El Último Acto: La Convalidación del Capitalismo de Plataforma
La profundización de la miseria laboral llegó a su punto más alto con Alberto Fernández, quien convalidó la escalada de informalidad y el auge del precario "capitalismo de plataforma". La gestión, agravada por la pandemia, aceleró la transferencia de ingresos del trabajo al capital, mientras la inflación pulverizaba los salarios y la tasa de informalidad escalaba a niveles cercanos al 37% en 2023. La vedette de este período fue el auge del "capitalismo de plataforma" (deliveries, transporte), un esquema de "falsos autónomos" sin derechos, jubilación ni protección social, que el gobierno peronista fue incapaz de defender o regular. Lo que costó construir en años de retórica progresista —la idea de un peronismo protector— se perdió drásticamente en la práctica económica, dejando en evidencia la incapacidad de defender al asalariado formal.
Además, se profundizó el poder adquisitivo y la transferencia del capital al trabajo.
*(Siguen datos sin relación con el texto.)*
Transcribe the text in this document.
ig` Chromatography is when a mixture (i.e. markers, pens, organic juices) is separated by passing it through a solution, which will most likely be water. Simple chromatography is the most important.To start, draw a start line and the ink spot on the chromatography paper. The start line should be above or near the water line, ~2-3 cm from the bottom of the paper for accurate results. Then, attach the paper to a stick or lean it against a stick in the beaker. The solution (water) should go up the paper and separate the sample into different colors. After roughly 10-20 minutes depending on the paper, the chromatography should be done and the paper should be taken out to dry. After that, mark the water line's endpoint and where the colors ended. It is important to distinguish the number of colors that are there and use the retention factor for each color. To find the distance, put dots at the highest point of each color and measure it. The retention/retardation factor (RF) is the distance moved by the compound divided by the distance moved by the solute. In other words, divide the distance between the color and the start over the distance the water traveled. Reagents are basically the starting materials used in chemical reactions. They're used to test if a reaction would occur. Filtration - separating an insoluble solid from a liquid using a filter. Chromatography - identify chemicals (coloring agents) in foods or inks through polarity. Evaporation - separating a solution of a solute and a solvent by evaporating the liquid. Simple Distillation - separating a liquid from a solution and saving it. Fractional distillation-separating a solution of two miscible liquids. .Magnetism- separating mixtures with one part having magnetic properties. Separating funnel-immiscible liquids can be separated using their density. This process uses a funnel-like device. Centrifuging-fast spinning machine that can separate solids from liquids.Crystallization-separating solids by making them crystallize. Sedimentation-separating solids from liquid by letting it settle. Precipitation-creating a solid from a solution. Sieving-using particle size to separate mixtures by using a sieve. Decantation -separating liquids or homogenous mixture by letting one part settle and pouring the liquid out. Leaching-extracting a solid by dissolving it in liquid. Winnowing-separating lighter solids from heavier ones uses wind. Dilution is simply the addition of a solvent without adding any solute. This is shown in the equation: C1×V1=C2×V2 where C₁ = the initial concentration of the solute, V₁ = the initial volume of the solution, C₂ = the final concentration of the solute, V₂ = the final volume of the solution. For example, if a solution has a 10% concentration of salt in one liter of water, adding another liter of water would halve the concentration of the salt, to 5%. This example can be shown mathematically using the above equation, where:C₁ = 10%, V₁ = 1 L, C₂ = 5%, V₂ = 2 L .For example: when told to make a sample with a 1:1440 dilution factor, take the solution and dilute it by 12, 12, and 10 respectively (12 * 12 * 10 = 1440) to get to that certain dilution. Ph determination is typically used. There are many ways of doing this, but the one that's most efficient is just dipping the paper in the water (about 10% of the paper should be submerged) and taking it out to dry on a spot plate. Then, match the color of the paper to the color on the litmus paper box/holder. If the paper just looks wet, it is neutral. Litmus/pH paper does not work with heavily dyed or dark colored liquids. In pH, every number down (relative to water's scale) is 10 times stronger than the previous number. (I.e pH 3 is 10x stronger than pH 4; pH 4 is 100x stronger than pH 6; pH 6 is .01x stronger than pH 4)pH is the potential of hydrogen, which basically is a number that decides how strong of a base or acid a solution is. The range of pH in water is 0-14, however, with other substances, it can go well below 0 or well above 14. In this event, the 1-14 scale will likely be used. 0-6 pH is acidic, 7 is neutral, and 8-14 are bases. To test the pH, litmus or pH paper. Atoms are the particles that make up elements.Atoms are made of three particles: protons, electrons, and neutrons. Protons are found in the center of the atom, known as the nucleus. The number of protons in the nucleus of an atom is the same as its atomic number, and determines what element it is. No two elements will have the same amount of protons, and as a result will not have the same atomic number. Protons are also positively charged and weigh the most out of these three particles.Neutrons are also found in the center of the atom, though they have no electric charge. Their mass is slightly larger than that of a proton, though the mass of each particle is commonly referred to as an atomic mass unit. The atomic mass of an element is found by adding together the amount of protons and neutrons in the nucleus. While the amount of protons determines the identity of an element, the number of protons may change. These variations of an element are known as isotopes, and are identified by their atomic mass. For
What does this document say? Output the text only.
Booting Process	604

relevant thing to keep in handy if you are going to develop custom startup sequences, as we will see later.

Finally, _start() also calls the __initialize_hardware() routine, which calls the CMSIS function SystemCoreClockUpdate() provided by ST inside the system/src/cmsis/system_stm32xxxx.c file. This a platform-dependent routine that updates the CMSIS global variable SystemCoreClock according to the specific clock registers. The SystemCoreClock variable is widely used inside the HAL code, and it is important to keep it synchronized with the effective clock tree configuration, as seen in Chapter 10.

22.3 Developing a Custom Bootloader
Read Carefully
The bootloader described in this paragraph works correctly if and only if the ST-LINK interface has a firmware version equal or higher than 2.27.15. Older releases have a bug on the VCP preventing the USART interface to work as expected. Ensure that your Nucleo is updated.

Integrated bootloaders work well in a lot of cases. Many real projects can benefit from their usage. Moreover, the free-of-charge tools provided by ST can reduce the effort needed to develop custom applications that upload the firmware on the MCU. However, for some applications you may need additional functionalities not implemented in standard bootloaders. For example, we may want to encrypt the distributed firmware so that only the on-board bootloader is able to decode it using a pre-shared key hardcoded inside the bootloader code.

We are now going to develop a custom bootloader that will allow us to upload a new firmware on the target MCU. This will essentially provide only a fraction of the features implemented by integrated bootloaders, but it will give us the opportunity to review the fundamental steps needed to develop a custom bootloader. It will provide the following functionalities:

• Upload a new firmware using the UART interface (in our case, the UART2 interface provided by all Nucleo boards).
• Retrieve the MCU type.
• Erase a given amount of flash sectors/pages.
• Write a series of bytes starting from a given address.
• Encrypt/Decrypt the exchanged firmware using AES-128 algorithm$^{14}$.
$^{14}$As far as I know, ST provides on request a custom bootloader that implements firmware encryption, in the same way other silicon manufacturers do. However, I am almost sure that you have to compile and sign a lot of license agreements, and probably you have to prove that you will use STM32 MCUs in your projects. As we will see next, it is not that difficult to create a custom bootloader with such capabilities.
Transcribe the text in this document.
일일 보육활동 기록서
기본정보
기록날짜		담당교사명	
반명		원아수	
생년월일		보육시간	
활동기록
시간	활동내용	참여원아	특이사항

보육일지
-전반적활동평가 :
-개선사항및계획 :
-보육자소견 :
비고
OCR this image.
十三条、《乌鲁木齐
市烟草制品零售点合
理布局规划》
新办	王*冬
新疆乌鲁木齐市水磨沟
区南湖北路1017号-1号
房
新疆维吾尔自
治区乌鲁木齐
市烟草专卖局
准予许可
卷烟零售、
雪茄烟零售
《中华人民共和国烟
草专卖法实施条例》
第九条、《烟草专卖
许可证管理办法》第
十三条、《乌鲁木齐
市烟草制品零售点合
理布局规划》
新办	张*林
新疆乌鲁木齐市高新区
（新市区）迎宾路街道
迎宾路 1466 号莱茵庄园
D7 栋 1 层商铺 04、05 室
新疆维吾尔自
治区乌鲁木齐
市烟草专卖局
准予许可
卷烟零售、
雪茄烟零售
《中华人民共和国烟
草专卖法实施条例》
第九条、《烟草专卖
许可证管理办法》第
Votar un Fantasma: Identidad vs. Derechos
Hoy, millones de trabajadores siguen votando por el Peronismo no por su gestión, sino por la lealtad a un fantasma identitario que sus propios líderes se encargaron de desmantelar. La conclusión es innegable: desde el Rodrigazo hasta la precarización del delivery, el Peronismo, como fuerza de gobierno, ha sido un agente activo en la erosión constante del trabajo digno. La Gran Paradoja reside en que su éxito electoral depende de prometer la restauración de un mundo que sus propios gobiernos destruyeron, manteniendo viva la memoria de dignidad perdida y el ideal de comunidad. Así, el trabajador debe enfrentarse a una elección existencial: ¿Mantener la lealtad a un símbolo? ¿O reclamar los derechos y la estabilidad que ese mismo símbolo, en el poder, le quitó? Esa es la verdadera lucha de clases del siglo XXI.